Benck used the pandemic to start offering his personal training services to influencers, and it’s reaping dividends—he’s been making house calls to the Clubhouse, one of several influencer group homes in Beverly Hills, during quarantine to give sessions to TikTok star Kinsey Wolanski. Eighty percent of Benck’s clients are women, and the majority of them ask for some variation of the “booty workouts” that are so popular on Instagram lately, he says.
On a Saturday morning, Benck runs his client Juila Levitskaia, a 35-year-old attorney, through a gauntlet of squats to deadlifts to resistance hamstring curls, all designed to build and tone her posterior chain, in his garage gym. Like Rowe, he cleans the space after every individual session, and asks clients to wear a face mask when they arrive and leave. The spartan workout setup is, in a bizarre way, the realization of Benck’s dream of opening his own studio—even if it is in a garage, in the midst of the greatest public health crisis in a century. “I’d still like to have my own studio someday, but I like the homey feel,” he says.
Levitskaia, meanwhile, says she’s lost 15 pounds working with Benck during quarantine. “The pandemic is the best thing that’s ever happened to me. I have nothing to do but work, sleep, and workout.”

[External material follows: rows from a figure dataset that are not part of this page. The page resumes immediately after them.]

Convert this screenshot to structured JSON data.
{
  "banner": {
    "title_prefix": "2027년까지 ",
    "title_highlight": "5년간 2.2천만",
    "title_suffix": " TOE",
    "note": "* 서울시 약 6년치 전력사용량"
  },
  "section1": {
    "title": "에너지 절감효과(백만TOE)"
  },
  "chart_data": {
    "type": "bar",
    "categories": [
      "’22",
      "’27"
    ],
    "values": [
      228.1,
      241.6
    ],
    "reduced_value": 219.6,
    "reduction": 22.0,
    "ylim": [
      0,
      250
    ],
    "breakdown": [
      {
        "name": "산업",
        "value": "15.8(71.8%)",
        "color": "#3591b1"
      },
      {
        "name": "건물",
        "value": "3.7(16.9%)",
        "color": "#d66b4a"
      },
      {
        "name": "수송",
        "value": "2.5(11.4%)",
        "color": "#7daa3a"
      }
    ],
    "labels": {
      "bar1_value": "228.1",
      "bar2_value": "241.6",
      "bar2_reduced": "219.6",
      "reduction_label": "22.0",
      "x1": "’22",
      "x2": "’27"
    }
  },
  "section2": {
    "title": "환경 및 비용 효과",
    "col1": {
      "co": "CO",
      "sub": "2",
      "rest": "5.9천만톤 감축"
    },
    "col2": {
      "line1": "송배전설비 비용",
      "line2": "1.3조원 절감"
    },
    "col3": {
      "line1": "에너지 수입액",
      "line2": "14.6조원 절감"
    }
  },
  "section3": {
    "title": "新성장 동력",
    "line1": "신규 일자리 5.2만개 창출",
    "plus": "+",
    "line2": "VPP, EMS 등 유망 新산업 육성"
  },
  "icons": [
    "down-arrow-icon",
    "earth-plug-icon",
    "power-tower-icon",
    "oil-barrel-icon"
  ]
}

Barron, Benck, and Rowe all say that they’re now earning just as much with their pandemic fitness hustles as they did working as class instructors and training in gyms owned by other people in pre-COVID-19 times. It’s unclear whether these ad hoc gyms are strictly legal, though.
The LA County Public Health Department has a lengthy checklist of precautions gyms must take, including requiring health checks for employees, having members physically distance, and moving operations outdoors. Whatever their legal standing, gyms like Rowe’s offer considerably less human contact than a public gym, he says, and he predicts the home gym trend will last well after the pandemic is over. At the park, the men of the Perez family say they prefer their austere outdoor workouts to the relative comforts of Gold’s Gym, where they normally train three days a week with Barron. “We’re out in the open air, the sunshine. It’s a nice escape from the gym,” says Edwin.
For fitness-obsessed Angelenos, getting in a good pump is about more than maintaining a sculpted physique—it’s vital to their mental well-being, as well. “Anger has always been my fuel, and training has always been my Xanax,” Rowe says.
Watten, too, has learned to embrace the peculiarities of staying fit in quar time. “At first, I had a lot of resentment about not being able to get in the gym,” he says. Athletes thrive on routine and instruction from coaches and trainers. But under quarantine, he’s learned how to rely on himself.